Is coffee that essential that in order to get your hands on it, you’d even drink Kopi Luwak?
Kopi Luwak? What the hell is that?
Allow me to explain.
You take coffee beans and you feed them to some wild animal. The animal digests, and you wait, and wait, and wait, and wait until……
THERE SHE BLOWS!
The coveted droppings.
Then the poo is made into brew.
An absolute luxury in
But when you do…..$700 for 2 lbs.
Have we lost our minds?????????!!!!!!!!!!!!
For heaven’s sake, what’s wrong with….

As Stan Lee used to say in Marvel Comics, "Nuff said."
More details here.
Cue the Fonz:
YUCKIMUNDO!
CULINARY NO-NO BONUS
I really like Carol Deptolla's restaurant reviews in the Milwaukee Journal Sentinel. Deptolla has incredibly hard shoes to fill, those of my late friend, Dennis Getto.

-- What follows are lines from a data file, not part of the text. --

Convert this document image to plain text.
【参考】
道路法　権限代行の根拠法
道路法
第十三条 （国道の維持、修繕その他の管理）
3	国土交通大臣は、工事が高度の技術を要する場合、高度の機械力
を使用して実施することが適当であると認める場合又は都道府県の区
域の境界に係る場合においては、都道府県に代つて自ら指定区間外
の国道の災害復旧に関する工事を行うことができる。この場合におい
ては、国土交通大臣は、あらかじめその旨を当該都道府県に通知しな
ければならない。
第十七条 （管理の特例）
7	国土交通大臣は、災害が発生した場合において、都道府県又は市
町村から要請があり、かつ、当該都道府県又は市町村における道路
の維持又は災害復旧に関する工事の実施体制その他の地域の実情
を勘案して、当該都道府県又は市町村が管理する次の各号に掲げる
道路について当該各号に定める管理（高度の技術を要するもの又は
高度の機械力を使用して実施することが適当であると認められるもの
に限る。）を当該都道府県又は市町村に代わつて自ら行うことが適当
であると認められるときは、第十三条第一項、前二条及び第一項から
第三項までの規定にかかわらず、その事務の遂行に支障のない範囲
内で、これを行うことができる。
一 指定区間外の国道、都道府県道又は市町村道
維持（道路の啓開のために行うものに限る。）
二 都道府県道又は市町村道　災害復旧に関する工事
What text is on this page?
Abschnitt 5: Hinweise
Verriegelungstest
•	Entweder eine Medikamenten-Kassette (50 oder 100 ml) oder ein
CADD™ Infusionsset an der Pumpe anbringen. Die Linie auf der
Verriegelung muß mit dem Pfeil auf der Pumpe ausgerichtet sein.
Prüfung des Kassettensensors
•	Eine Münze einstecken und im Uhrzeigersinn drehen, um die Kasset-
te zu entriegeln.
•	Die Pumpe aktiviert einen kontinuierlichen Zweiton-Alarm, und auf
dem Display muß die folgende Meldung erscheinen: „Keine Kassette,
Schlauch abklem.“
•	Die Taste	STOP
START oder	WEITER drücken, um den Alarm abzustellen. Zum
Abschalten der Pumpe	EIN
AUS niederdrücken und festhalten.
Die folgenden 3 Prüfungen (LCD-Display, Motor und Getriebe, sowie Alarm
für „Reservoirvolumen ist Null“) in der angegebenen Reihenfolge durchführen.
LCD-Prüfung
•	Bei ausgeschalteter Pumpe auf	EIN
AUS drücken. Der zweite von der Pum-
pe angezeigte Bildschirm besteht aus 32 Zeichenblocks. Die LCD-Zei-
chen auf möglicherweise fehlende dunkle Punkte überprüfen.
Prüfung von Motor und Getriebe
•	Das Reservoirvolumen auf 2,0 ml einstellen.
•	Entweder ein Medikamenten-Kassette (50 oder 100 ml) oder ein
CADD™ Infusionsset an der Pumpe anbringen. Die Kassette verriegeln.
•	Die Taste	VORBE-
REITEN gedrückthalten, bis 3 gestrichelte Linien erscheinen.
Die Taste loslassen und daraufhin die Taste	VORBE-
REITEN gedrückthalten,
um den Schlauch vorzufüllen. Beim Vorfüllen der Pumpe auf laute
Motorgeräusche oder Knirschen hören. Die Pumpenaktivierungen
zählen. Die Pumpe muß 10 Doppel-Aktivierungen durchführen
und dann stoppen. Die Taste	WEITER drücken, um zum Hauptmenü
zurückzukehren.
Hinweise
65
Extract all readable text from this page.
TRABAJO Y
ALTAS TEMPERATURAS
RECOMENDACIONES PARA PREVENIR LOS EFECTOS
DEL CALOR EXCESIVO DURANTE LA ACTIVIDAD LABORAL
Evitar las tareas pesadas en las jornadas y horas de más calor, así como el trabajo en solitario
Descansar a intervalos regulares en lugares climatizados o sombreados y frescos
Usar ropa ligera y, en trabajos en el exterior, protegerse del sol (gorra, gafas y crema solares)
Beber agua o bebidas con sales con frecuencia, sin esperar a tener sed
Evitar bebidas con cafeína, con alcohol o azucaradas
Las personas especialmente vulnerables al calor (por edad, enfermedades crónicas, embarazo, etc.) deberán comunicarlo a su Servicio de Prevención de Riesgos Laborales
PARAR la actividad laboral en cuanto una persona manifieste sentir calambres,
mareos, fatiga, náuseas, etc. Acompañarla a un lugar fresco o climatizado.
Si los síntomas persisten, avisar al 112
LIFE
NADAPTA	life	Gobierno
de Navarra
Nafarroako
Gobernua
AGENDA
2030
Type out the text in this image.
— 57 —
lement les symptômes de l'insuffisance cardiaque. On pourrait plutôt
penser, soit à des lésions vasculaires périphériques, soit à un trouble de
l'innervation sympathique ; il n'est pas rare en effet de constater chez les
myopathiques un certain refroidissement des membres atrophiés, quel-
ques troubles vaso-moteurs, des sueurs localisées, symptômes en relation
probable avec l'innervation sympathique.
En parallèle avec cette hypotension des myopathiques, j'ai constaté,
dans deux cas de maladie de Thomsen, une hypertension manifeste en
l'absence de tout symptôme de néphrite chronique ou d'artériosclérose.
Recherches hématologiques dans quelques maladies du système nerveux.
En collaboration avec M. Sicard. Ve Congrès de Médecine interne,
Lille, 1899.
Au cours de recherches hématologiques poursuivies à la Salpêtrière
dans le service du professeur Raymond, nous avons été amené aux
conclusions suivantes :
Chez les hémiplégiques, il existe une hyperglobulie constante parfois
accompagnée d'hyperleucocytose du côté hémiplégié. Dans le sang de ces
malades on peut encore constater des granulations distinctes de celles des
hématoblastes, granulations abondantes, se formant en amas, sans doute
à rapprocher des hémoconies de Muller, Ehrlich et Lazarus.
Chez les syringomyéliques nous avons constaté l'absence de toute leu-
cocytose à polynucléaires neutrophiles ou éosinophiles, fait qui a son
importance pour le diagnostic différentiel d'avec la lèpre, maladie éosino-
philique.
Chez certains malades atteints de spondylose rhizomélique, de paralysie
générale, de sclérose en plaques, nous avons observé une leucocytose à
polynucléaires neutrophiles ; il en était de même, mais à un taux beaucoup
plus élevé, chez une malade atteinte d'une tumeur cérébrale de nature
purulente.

Deptolla had a very good piece in Friday's paper about great burgers in town.
OK, Kev, where's the but?
Deptolla includes in her mouth-watering burger review, Sonic.
Sonic?
Sonic?
Hey, Carol...you left out Burger King. Hardee's. A & W. McDonald's.
That's like, in the middle of a review about Lake Park Bistro, Sanford's and Eddie Martini's, a paragraph or two about George Webb's.
HUHHHHH????
Oh, Carol, McDonald's certainly deserves equal time.